Among the obstacles it is encountering are shortages of suitable skills and materials, described as “an enduring challenge”.
Bellway has allocated an addition £20.3m in its latest half-year accounts to fixing legacy building safety issues, bringing the total amount provided since the Grenfell Tower fire in 2017 to £131.6m
Some £91.6m of this provision, relating to 24 developments, most of which are over 18 metres in height, remains unused at 31st January.
Jason Honeyman, chief executive explained why it was taking his company, and by extension, others, so long to rectify problems, a combination of regulatory background and supply chain issues.
” Initially, our review efforts were directed towards those buildings over 18 metres in height, where aluminium composite material had been used in the construction of the external wall envelope. The scope of our review has since widened, following the Advice for Building Owners of Multi-storey, Multi-occupied Residential Buildings, issued by the Ministry of Housing, Communities & Local Government in January 2020″.
“We therefore now approach this issue, with the benefit of sector-wide hindsight and, by applying revised guidance which clarifies the government’s interpretation of the extant building regulations that were in place at the tijme of construction. Our review, which often include the results of investigative surveys, consider whole external wall systems to determine whether the combination of materials used adequately prevent external fire spread, therby rendering the building safe”.
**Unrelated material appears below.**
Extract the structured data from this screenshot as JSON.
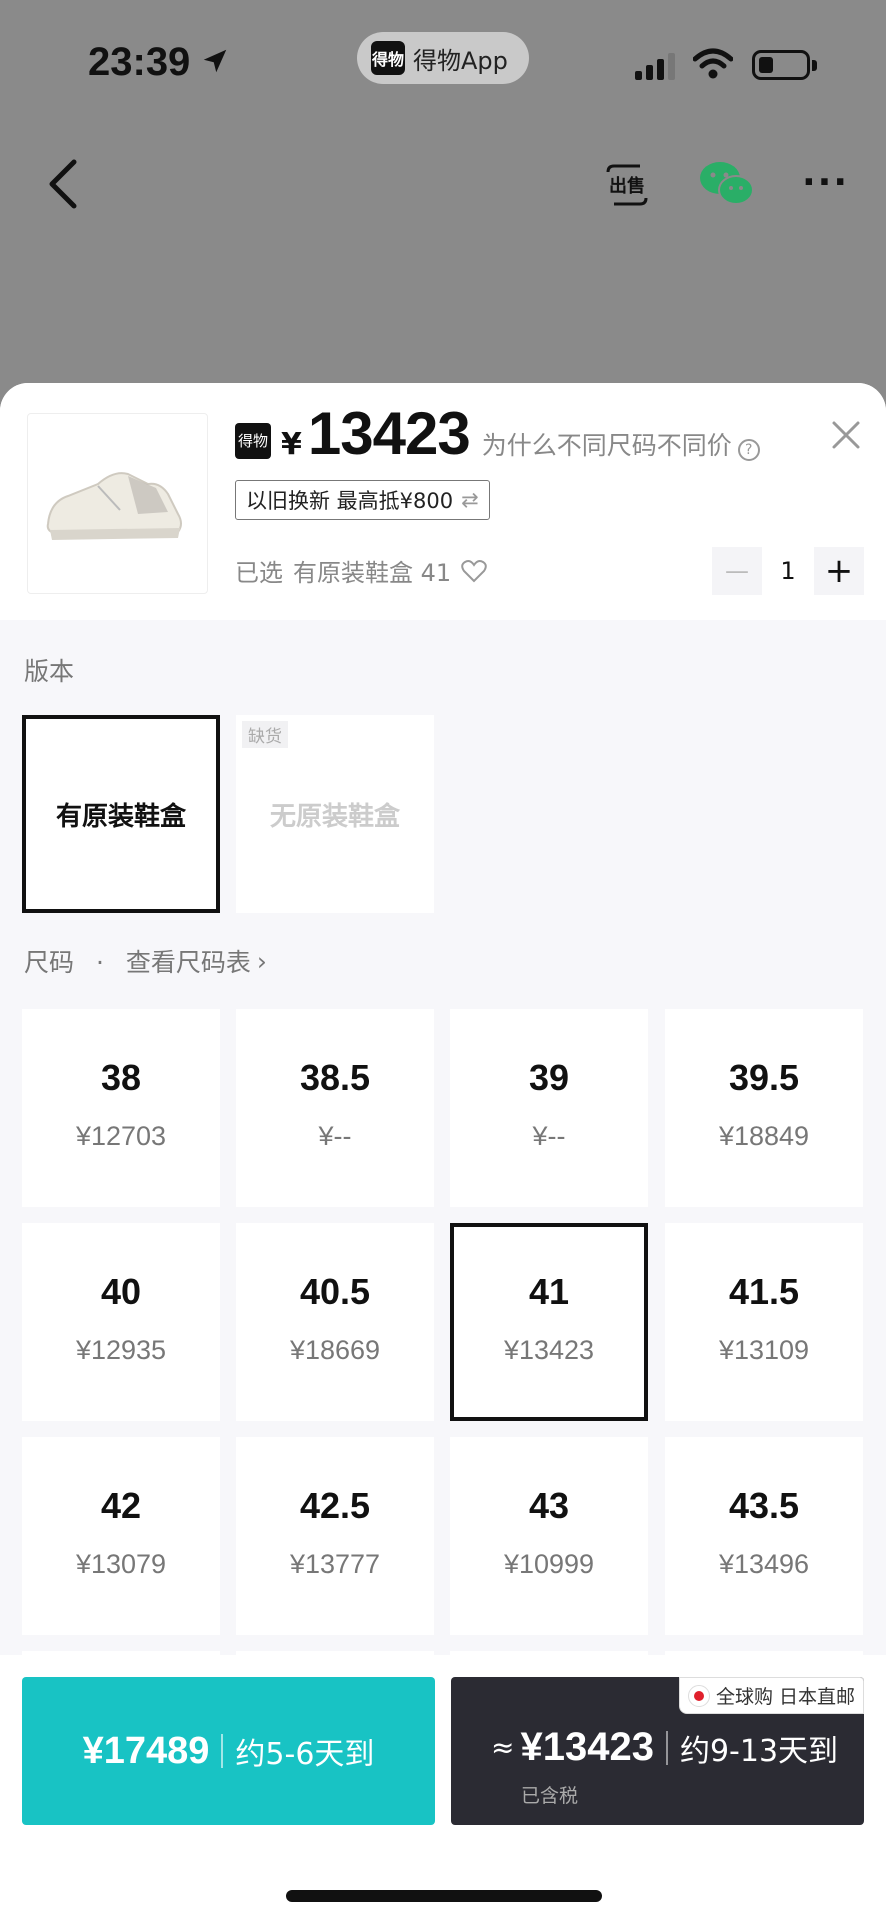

“Differing regulatory frameworks result in ongoing changes with regards to the scope of potential remediation works. In addition, obtaining a supply of suitable replacement materials, and appropriately skilled remediation experts, proves to be an enduring challenge. As a result, while a prudent approach has been taken, there continues to be inevitable labour constraints and upward pressure on costs as we work with third parties to establish fully costed remediation solutions on the 24 developments. We believe we have captured the vast majority of issues and all known liabilities are properly provided for. The extent of the provision could increase, however in line with normal accounting practice if new issues are identified, as building owners continue to undertake their own investigative works on other schemes within our legacy portfolio. Bellway is actively pursuing recoveries from previous suppliers, subcontractors and professional advisors where they have fallen short of the standards required”.
Bellway reported 12% growth in revenues in its latest half year revenues of £1,720.5m (2020: £1,541.4m) making it a new record first half for the builder. Pre-tax profit was down 4% to £280.2m (2020:£291.8m).
Taking advantage of reduced competition, Bellway has been investing heavily in land, with a record 8,848 plots contracted (2020: 7,005 plots) at a value of £452.8m (2020: £408.2m) positioning the business for future volume growth.